Aku masuk Sekolah Dasar tahun 1977 dan lulus tahun 1984. Aku perlu mengambil jeda satu tahun untuk melanjutkan sekolah ke SMP, karena orang tuaku harus membiayai kedua kakakku yang pada saat itu berbarengan lulus. Kakak nomor 3 lulus SMP dan hendak melanjutkan ke jenjang SMA. Kakak nomor 2 hendak melanjutkan ke perguruan tinggi. Aku tidak punya pilihan selain  mengalah, meski sedih rasanya. Aku tidak bisa meneruskan sekolah berbarengan dengan teman-temanku, bahkan aku harus menjaga adik di rumah atau sesekali ikut membantu ibu berjualan makanan ringan di SD dekat rumah. Hal ini aku lakukan untuk membantu meringankan beban ekonomi Keluarga. 

Satu tahun kemudian aku berkesempatan melanjutkan pendidikanku ke tsanawiyah (setingkat SMP). Di sekolah, aku ikut kegiatan Pramuka sebagai kegiatan ekstrakurikulerku.
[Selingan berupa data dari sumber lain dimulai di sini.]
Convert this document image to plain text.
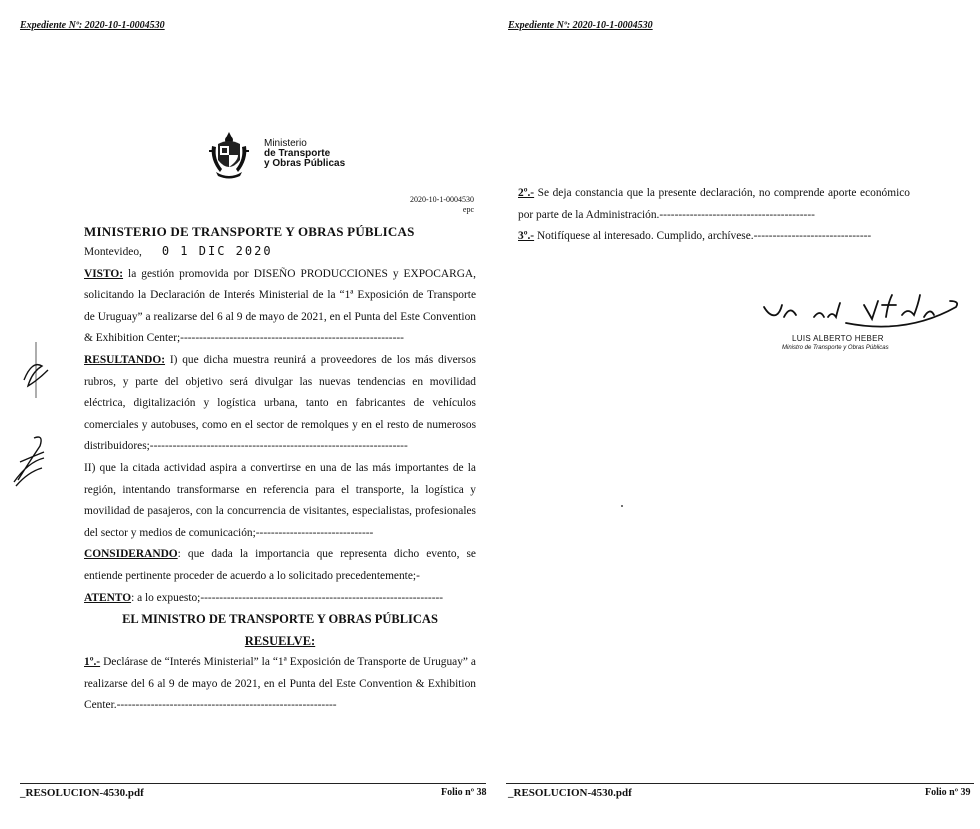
Expediente Nº: 2020-10-1-0004530
Ministerio
de Transporte
y Obras Públicas
2020-10-1-0004530
epc
MINISTERIO DE TRANSPORTE Y OBRAS PÚBLICAS

Montevideo, 0 1 DIC 2020

VISTO: la gestión promovida por DISEÑO PRODUCCIONES y EXPOCARGA, solicitando la Declaración de Interés Ministerial de la “1ª Exposición de Transporte de Uruguay” a realizarse del 6 al 9 de mayo de 2021, en el Punta del Este Convention & Exhibition Center;-----------------------------------------------------------

RESULTANDO: I) que dicha muestra reunirá a proveedores de los más diversos rubros, y parte del objetivo será divulgar las nuevas tendencias en movilidad eléctrica, digitalización y logística urbana, tanto en fabricantes de vehículos comerciales y autobuses, como en el sector de remolques y en el resto de numerosos distribuidores;--------------------------------------------------------------------

II) que la citada actividad aspira a convertirse en una de las más importantes de la región, intentando transformarse en referencia para el transporte, la logística y movilidad de pasajeros, con la concurrencia de visitantes, especialistas, profesionales del sector y medios de comunicación;-------------------------------

CONSIDERANDO: que dada la importancia que representa dicho evento, se entiende pertinente proceder de acuerdo a lo solicitado precedentemente;-

ATENTO: a lo expuesto;----------------------------------------------------------------

EL MINISTRO DE TRANSPORTE Y OBRAS PÚBLICAS

RESUELVE:

1º.- Declárase de “Interés Ministerial” la “1ª Exposición de Transporte de Uruguay” a realizarse del 6 al 9 de mayo de 2021, en el Punta del Este Convention & Exhibition Center.----------------------------------------------------------

_RESOLUCION-4530.pdf	Folio nº 38
Expediente Nº: 2020-10-1-0004530

2º.- Se deja constancia que la presente declaración, no comprende aporte económico por parte de la Administración.-----------------------------------------

3º.- Notifíquese al interesado. Cumplido, archívese.-------------------------------

LUIS ALBERTO HEBER
Ministro de Transporte y Obras Públicas
_RESOLUCION-4530.pdf	Folio nº 39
Bila ikut latihan, aku baru bisa sampai rumah menjelang magrib. Terkadang, aku menginap di rumah seorang bibi yang tinggal tidak terlalu jauh dari sekolah. Suatu hari, setelah latihan Pramuka, aku bersama tiga orang teman menunggu kendaraan umum agar bisa tiba di rumah menjelang magrib. Aku tidak membawa sepeda waktu itu. Setelah lama menunggu, angkutan umum tidak ada yang lewat. Akhirnya kami memutuskan pulang dengan berjalan kaki. Tiba-tiba hujan turun sangat deras, dengan diselingi petir. Aku takut mendengar petir, ditambah lagi hari mulai gelap. Rasa takutku agak berkurang karena ada teman-teman yang berjalan bersamaku. Setelah berjalan sejauh 2 km, ada sebuah truk lewat. Truk itu berhenti, dan supinya mengajak kami untuk ikut. Kami langsung mengiyakan, tanpa berpikir panjang. Kami duduk di belakang, di atas pasir. Meski kehujanan, kami bisa cepat tiba di rumah dengan selamat.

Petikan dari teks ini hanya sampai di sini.